Apply sine rule for triangle ABP

$\frac{0.2}{\sin 45°}=\frac{AP}{\sin 110°}=\frac{BP}{\sin 25°}$

Therefore,

$\begin{array}{l}AP=\frac{0.2}{\sin 45°}\sin 110°=0.265785m\\ BP=\frac{0.2}{\sin 45°}\sin 25°=0.119534m\end{array}$

The relative position $r_{P/A}$ of point P relative to point A

$r_{P/A}=0.265785\left(\sin 25°i+\cos 25°j\right)=0.112325i+0.24088j$

The relative position $r_{P/A}$ of point P relative to point A

$r_{P/B}=0.119534\left(\sin 70°i+\cos 70°j\right)=0.112325i+0.04088j$

Velocity $v_P$ of point P

$\begin{array}{l}{v}_P={\omega }_{AP}\times r_{P/A}\\ =\left(5k\right)\times \left[0.112325i+0.24088j\right]\\ =-1.2044i+0.561625j\end{array}$

Acceleration $a_P$ of point P

$\begin{array}{l}{a}_P={\alpha }_{AP}\times r_{P/A}-{\omega }_{AP}{}^2{r}_{P/A}\\ =\left(-2k\right)\times \left[0.112325i+0.24088j\right]-\left(5^2\right)\left[0.112325i+0.24088j\right]\\ =-0.22465j+0.48176i-2.808125i-6.022j\\ =-2.3265i-6.2467j\end{array}$

The relative velocity $v_{P/BP}$ of collar P with respect to rod BD

$v_{P/BP}=u\left(\cos 20°i+\sin 20°j\right)$

The relative acceleration $a_{P/BP}$ of collar P with respect to rod BD

$a_{P/BP}=\dot{u}\left(\cos 20°i+\sin 20°j\right)$

Assume rod BP as the rotating frame of reference.

The velocity $v_{P^1}$ of coinciding point $P^1$ with collar P

Assume ${\omega }_{BP}$ as the angular velocity of rod BP.

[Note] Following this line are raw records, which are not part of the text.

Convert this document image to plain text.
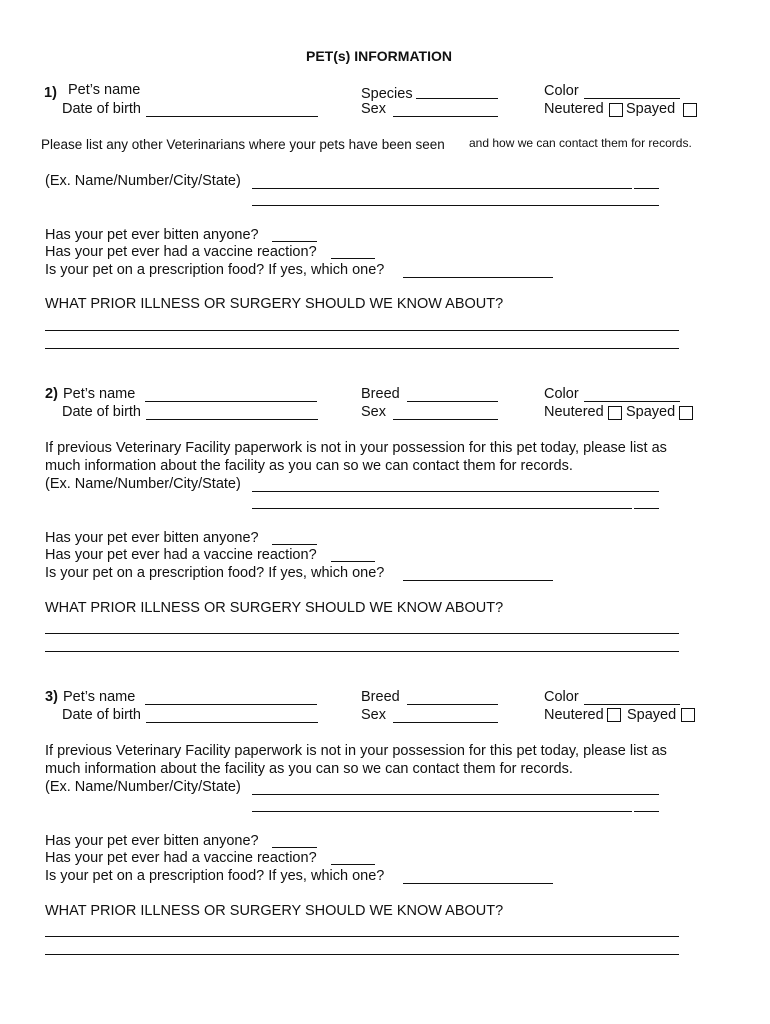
PET(s) INFORMATION
1) Pet’s name
Date of birth
Species
Sex
Color
Neutered Spayed
Please list any other Veterinarians where your pets have been seen and how we can contact them for records.
(Ex. Name/Number/City/State)
Has your pet ever bitten anyone?
Has your pet ever had a vaccine reaction?
Is your pet on a prescription food? If yes, which one?
WHAT PRIOR ILLNESS OR SURGERY SHOULD WE KNOW ABOUT?
2) Pet’s name
Date of birth
Breed
Sex
Color
Neutered Spayed
If previous Veterinary Facility paperwork is not in your possession for this pet today, please list as
much information about the facility as you can so we can contact them for records.
(Ex. Name/Number/City/State)
Has your pet ever bitten anyone?
Has your pet ever had a vaccine reaction?
Is your pet on a prescription food? If yes, which one?
WHAT PRIOR ILLNESS OR SURGERY SHOULD WE KNOW ABOUT?
3) Pet’s name
Date of birth
Breed
Sex
Color
Neutered Spayed
If previous Veterinary Facility paperwork is not in your possession for this pet today, please list as
much information about the facility as you can so we can contact them for records.
(Ex. Name/Number/City/State)
Has your pet ever bitten anyone?
Has your pet ever had a vaccine reaction?
Is your pet on a prescription food? If yes, which one?
WHAT PRIOR ILLNESS OR SURGERY SHOULD WE KNOW ABOUT?
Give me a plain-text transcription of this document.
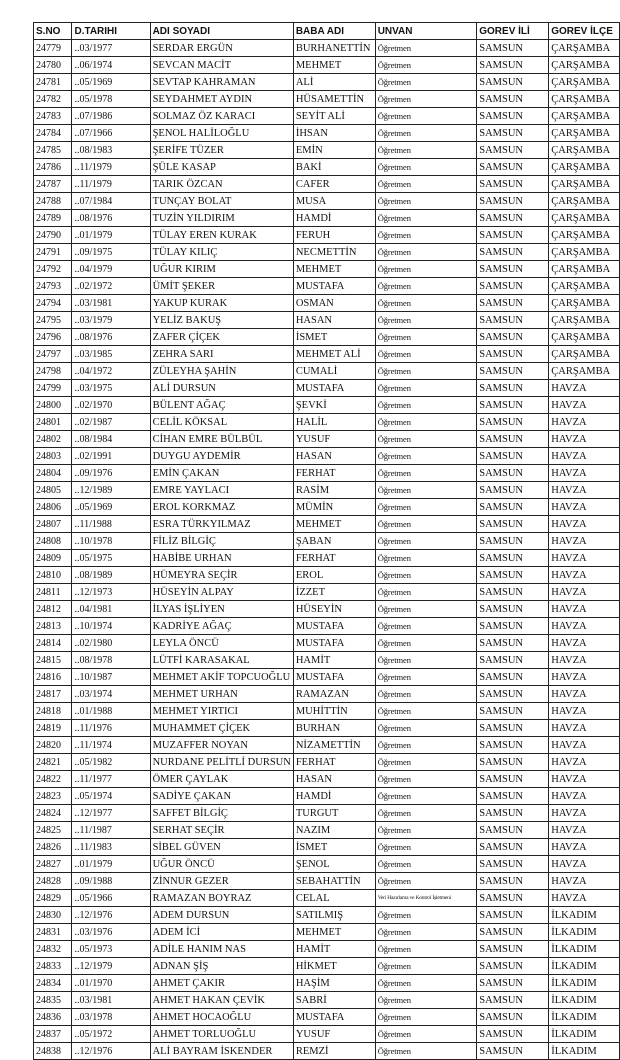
S.NO	D.TARIHI	ADI SOYADI	BABA ADI	UNVAN	GOREV İLİ	GOREV İLÇE
24779	..03/1977	SERDAR ERGÜN	BURHANETTİN	Öğretmen	SAMSUN	ÇARŞAMBA
24780	..06/1974	SEVCAN MACİT	MEHMET	Öğretmen	SAMSUN	ÇARŞAMBA
24781	..05/1969	SEVTAP KAHRAMAN	ALİ	Öğretmen	SAMSUN	ÇARŞAMBA
24782	..05/1978	SEYDAHMET AYDIN	HÜSAMETTİN	Öğretmen	SAMSUN	ÇARŞAMBA
24783	..07/1986	SOLMAZ ÖZ KARACI	SEYİT ALİ	Öğretmen	SAMSUN	ÇARŞAMBA
24784	..07/1966	ŞENOL HALİLOĞLU	İHSAN	Öğretmen	SAMSUN	ÇARŞAMBA
24785	..08/1983	ŞERİFE TÜZER	EMİN	Öğretmen	SAMSUN	ÇARŞAMBA
24786	..11/1979	ŞÜLE KASAP	BAKİ	Öğretmen	SAMSUN	ÇARŞAMBA
24787	..11/1979	TARIK ÖZCAN	CAFER	Öğretmen	SAMSUN	ÇARŞAMBA
24788	..07/1984	TUNÇAY BOLAT	MUSA	Öğretmen	SAMSUN	ÇARŞAMBA
24789	..08/1976	TUZİN YILDIRIM	HAMDİ	Öğretmen	SAMSUN	ÇARŞAMBA
24790	..01/1979	TÜLAY EREN KURAK	FERUH	Öğretmen	SAMSUN	ÇARŞAMBA
24791	..09/1975	TÜLAY KILIÇ	NECMETTİN	Öğretmen	SAMSUN	ÇARŞAMBA
24792	..04/1979	UĞUR KIRIM	MEHMET	Öğretmen	SAMSUN	ÇARŞAMBA
24793	..02/1972	ÜMİT ŞEKER	MUSTAFA	Öğretmen	SAMSUN	ÇARŞAMBA
24794	..03/1981	YAKUP KURAK	OSMAN	Öğretmen	SAMSUN	ÇARŞAMBA
24795	..03/1979	YELİZ BAKUŞ	HASAN	Öğretmen	SAMSUN	ÇARŞAMBA
24796	..08/1976	ZAFER ÇİÇEK	İSMET	Öğretmen	SAMSUN	ÇARŞAMBA
24797	..03/1985	ZEHRA SARI	MEHMET ALİ	Öğretmen	SAMSUN	ÇARŞAMBA
24798	..04/1972	ZÜLEYHA ŞAHİN	CUMALİ	Öğretmen	SAMSUN	ÇARŞAMBA
24799	..03/1975	ALİ DURSUN	MUSTAFA	Öğretmen	SAMSUN	HAVZA
24800	..02/1970	BÜLENT AĞAÇ	ŞEVKİ	Öğretmen	SAMSUN	HAVZA
24801	..02/1987	CELİL KÖKSAL	HALİL	Öğretmen	SAMSUN	HAVZA
24802	..08/1984	CİHAN EMRE BÜLBÜL	YUSUF	Öğretmen	SAMSUN	HAVZA
24803	..02/1991	DUYGU AYDEMİR	HASAN	Öğretmen	SAMSUN	HAVZA
24804	..09/1976	EMİN ÇAKAN	FERHAT	Öğretmen	SAMSUN	HAVZA
24805	..12/1989	EMRE YAYLACI	RASİM	Öğretmen	SAMSUN	HAVZA
24806	..05/1969	EROL KORKMAZ	MÜMİN	Öğretmen	SAMSUN	HAVZA
24807	..11/1988	ESRA TÜRKYILMAZ	MEHMET	Öğretmen	SAMSUN	HAVZA
24808	..10/1978	FİLİZ BİLGİÇ	ŞABAN	Öğretmen	SAMSUN	HAVZA
24809	..05/1975	HABİBE URHAN	FERHAT	Öğretmen	SAMSUN	HAVZA
24810	..08/1989	HÜMEYRA SEÇİR	EROL	Öğretmen	SAMSUN	HAVZA
24811	..12/1973	HÜSEYİN ALPAY	İZZET	Öğretmen	SAMSUN	HAVZA
24812	..04/1981	İLYAS İŞLİYEN	HÜSEYİN	Öğretmen	SAMSUN	HAVZA
24813	..10/1974	KADRİYE AĞAÇ	MUSTAFA	Öğretmen	SAMSUN	HAVZA
24814	..02/1980	LEYLA ÖNCÜ	MUSTAFA	Öğretmen	SAMSUN	HAVZA
24815	..08/1978	LÜTFİ KARASAKAL	HAMİT	Öğretmen	SAMSUN	HAVZA
24816	..10/1987	MEHMET AKİF TOPCUOĞLU	MUSTAFA	Öğretmen	SAMSUN	HAVZA
24817	..03/1974	MEHMET URHAN	RAMAZAN	Öğretmen	SAMSUN	HAVZA
24818	..01/1988	MEHMET YIRTICI	MUHİTTİN	Öğretmen	SAMSUN	HAVZA
24819	..11/1976	MUHAMMET ÇİÇEK	BURHAN	Öğretmen	SAMSUN	HAVZA
24820	..11/1974	MUZAFFER NOYAN	NİZAMETTİN	Öğretmen	SAMSUN	HAVZA
24821	..05/1982	NURDANE PELİTLİ DURSUN	FERHAT	Öğretmen	SAMSUN	HAVZA
24822	..11/1977	ÖMER ÇAYLAK	HASAN	Öğretmen	SAMSUN	HAVZA
24823	..05/1974	SADİYE ÇAKAN	HAMDİ	Öğretmen	SAMSUN	HAVZA
24824	..12/1977	SAFFET BİLGİÇ	TURGUT	Öğretmen	SAMSUN	HAVZA
24825	..11/1987	SERHAT SEÇİR	NAZIM	Öğretmen	SAMSUN	HAVZA
24826	..11/1983	SİBEL GÜVEN	İSMET	Öğretmen	SAMSUN	HAVZA
24827	..01/1979	UĞUR ÖNCÜ	ŞENOL	Öğretmen	SAMSUN	HAVZA
24828	..09/1988	ZİNNUR GEZER	SEBAHATTİN	Öğretmen	SAMSUN	HAVZA
24829	..05/1966	RAMAZAN BOYRAZ	CELAL	Veri Hazırlama ve Kontrol İşletmeni	SAMSUN	HAVZA
24830	..12/1976	ADEM DURSUN	SATILMIŞ	Öğretmen	SAMSUN	İLKADIM
24831	..03/1976	ADEM İCİ	MEHMET	Öğretmen	SAMSUN	İLKADIM
24832	..05/1973	ADİLE HANIM NAS	HAMİT	Öğretmen	SAMSUN	İLKADIM
24833	..12/1979	ADNAN ŞİŞ	HİKMET	Öğretmen	SAMSUN	İLKADIM
24834	..01/1970	AHMET ÇAKIR	HAŞİM	Öğretmen	SAMSUN	İLKADIM
24835	..03/1981	AHMET HAKAN ÇEVİK	SABRİ	Öğretmen	SAMSUN	İLKADIM
24836	..03/1978	AHMET HOCAOĞLU	MUSTAFA	Öğretmen	SAMSUN	İLKADIM
24837	..05/1972	AHMET TORLUOĞLU	YUSUF	Öğretmen	SAMSUN	İLKADIM
24838	..12/1976	ALİ BAYRAM İSKENDER	REMZİ	Öğretmen	SAMSUN	İLKADIM
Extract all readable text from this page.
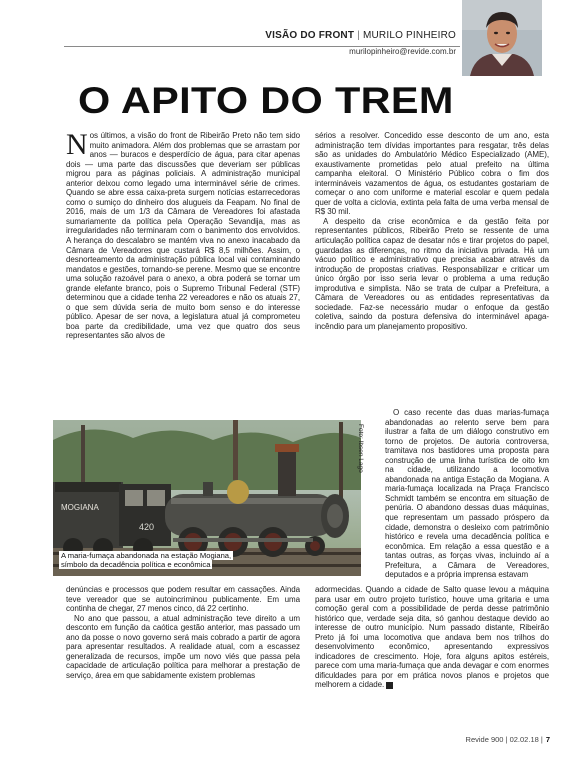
VISÃO DO FRONT | MURILO PINHEIRO
murilopinheiro@revide.com.br
O APITO DO TREM

Nos últimos, a visão do front de Ribeirão Preto não tem sido muito animadora. Além dos problemas que se arrastam por anos — buracos e desperdício de água, para citar apenas dois — uma parte das discussões que deveriam ser públicas migrou para as páginas policiais. A administração municipal anterior deixou como legado uma interminável série de crimes. Quando se abre essa caixa-preta surgem notícias estarrecedoras como o sumiço do dinheiro dos alugueis da Feapam. No final de 2016, mais de um 1/3 da Câmara de Vereadores foi afastada sumariamente da política pela Operação Sevandija, mas as irregularidades não terminaram com o banimento dos envolvidos. A herança do descalabro se mantém viva no anexo inacabado da Câmara de Vereadores que custará R$ 8,5 milhões. Assim, o desnorteamento da administração pública local vai contaminando mandatos e gestões, tornando-se perene. Mesmo que se encontre uma solução razoável para o anexo, a obra poderá se tornar um grande elefante branco, pois o Supremo Tribunal Federal (STF) determinou que a cidade tenha 22 vereadores e não os atuais 27, o que sem dúvida seria de muito bom senso e do interesse público. Apesar de ser nova, a legislatura atual já comprometeu boa parte da credibilidade, uma vez que quatro dos seus representantes são alvos de

MOGIANA
420
A maria-fumaça abandonada na estação Mogiana,
símbolo da decadência política e econômica
Foto: Ibsen Lago

denúncias e processos que podem resultar em cassações. Ainda teve vereador que se autoincriminou publicamente. Em uma continha de chegar, 27 menos cinco, dá 22 certinho.

No ano que passou, a atual administração teve direito a um desconto em função da caótica gestão anterior, mas passado um ano da posse o novo governo será mais cobrado a partir de agora para apresentar resultados. A realidade atual, com a escassez generalizada de recursos, impõe um novo viés que passa pela capacidade de articulação política para melhorar a prestação de serviço, área em que sabidamente existem problemas

sérios a resolver. Concedido esse desconto de um ano, esta administração tem dívidas importantes para resgatar, três delas são as unidades do Ambulatório Médico Especializado (AME), exaustivamente prometidas pelo atual prefeito na última campanha eleitoral. O Ministério Público cobra o fim dos intermináveis vazamentos de água, os estudantes gostariam de começar o ano com uniforme e material escolar e quem pedala quer de volta a ciclovia, extinta pela falta de uma verba mensal de R$ 30 mil.

A despeito da crise econômica e da gestão feita por representantes públicos, Ribeirão Preto se ressente de uma articulação política capaz de desatar nós e tirar projetos do papel, guardadas as diferenças, no ritmo da iniciativa privada. Há um vácuo político e administrativo que precisa acabar através da introdução de propostas criativas. Responsabilizar e criticar um único órgão por isso seria levar o problema a uma redução improdutiva e simplista. Não se trata de culpar a Prefeitura, a Câmara de Vereadores ou as entidades representativas da sociedade. Faz-se necessário mudar o enfoque da gestão coletiva, saindo da postura defensiva do interminável apaga-incêndio para um planejamento propositivo.

O caso recente das duas marias-fumaça abandonadas ao relento serve bem para ilustrar a falta de um diálogo construtivo em torno de projetos. De autoria controversa, tramitava nos bastidores uma proposta para construção de uma linha turística de oito km na cidade, utilizando a locomotiva abandonada na antiga Estação da Mogiana. A maria-fumaça localizada na Praça Francisco Schmidt também se encontra em situação de penúria. O abandono dessas duas máquinas, que representam um passado próspero da cidade, demonstra o desleixo com patrimônio histórico e revela uma decadência política e econômica. Em relação a essa questão e a tantas outras, as forças vivas, incluindo aí a Prefeitura, a Câmara de Vereadores, deputados e a própria imprensa estavam

adormecidas. Quando a cidade de Salto quase levou a máquina para usar em outro projeto turístico, houve uma gritaria e uma comoção geral com a possibilidade de perda desse patrimônio histórico que, verdade seja dita, só ganhou destaque devido ao interesse de outro município. Num passado distante, Ribeirão Preto já foi uma locomotiva que andava bem nos trilhos do desenvolvimento econômico, apresentando expressivos indicadores de crescimento. Hoje, fora alguns apitos estéreis, parece com uma maria-fumaça que anda devagar e com enormes dificuldades para por em prática novos planos e projetos que melhorem a cidade.

Revide 900 | 02.02.18 | 7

$\begin{array}{l}{v}_{P^1}={\omega }_{BP}\times r_{P/B}\\ ={\omega }_{BP}k\times \left[0.112325i+0.04088j\right]\\ =-0.04088{\omega }_{BP}i+0.112325{\omega }_{BP}j\end{array}$

The acceleration $a_{P^1}$ of coinciding point $P^1$

Assume ${\alpha }_{BP}$ as the angular acceleration of rod BP

$\begin{array}{l}{a}_{P^1}={\alpha }_{BP}\times r_{P/B}-{\omega }_{BP}{}^2{r}_{P/B}\\ ={\alpha }_{BP}k\times \left[0.112325i+0.04088j\right]-{\omega }_{BP}{}^2\left[0.112325i+0.04088j\right]\\ =-0.04088{\alpha }_{BP}i+0.112325{\alpha }_{BP}j-0.112325{\omega }_{BP}{}^{2}i-0.04088{\omega }_{BP}{}^{2}j\end{array}$

The velocity $v_P$ of collar P

$\begin{array}{l}{v}_P=v_{P^1}+v_{P/BP}\\ -1.2044i+0.561625j=-0.04088{\omega }_{BP}i+0.112325{\omega }_{BP}j+u\left(\cos 20°i+\sin 20°j\right)\end{array}$

Equate components

$\begin{array}{l}i:-1.2044=-0.04088{\omega }_{BP}+u\cos 20°\\ j:0.561625=0.112325{\omega }_{BP}+u\sin 20°\end{array}$

Solve above equations

$\begin{array}{l}u=-0.93971m/s\\ {\omega }_{BP}=7.8612rad/s\end{array}$

Therefore, the relative velocity $v_{P/BP}$

$v_{P/BP}=\left(-0.93971m/s\right)\left(\cos 20°i+\sin 20°j\right)$

The Coriolis acceleration $a_C$

$\begin{array}{l}{a}_C=2{\omega }_{BP}\times v_{P/BP}\\ =2\left(7.8612rad/s\right)k\times \left(-0.93971m/s\right)\left(\cos 20°i+\sin 20°j\right)\\ =\left(5.0532m/s^2\right)i-\left(13.8835m/s^2\right)j\end{array}$

Acceleration $a_P$ of point P

$a_P=a_{P^1}+a_{P/BP}+a_C$

Equate components

$\begin{array}{l}i:-2.3265=-0.04088{\alpha }_{BP}-0.112325{\omega }_{BP}{}^2+\dot{u}\cos 20°+5.0532\\ j:-6.2467=0.112325{\alpha }_{BP}-0.04088{\omega }_{BP}{}^2+\dot{u}sin20°-13.8835\end{array}$

Solve above equations

$\begin{array}{l}\dot{u}=3.0641m/s^2\\ {\alpha }_{BP}=81.146rad/s^2\end{array}$

Conclusion:

The angular velocity ${\omega }_{BP}$ of rod BP is $7.8612rad/s$ counter clockwise.

The angular acceleration ${\alpha }_{BP}$ of rod BP is $81.146rad/s^2$ counter clockwise.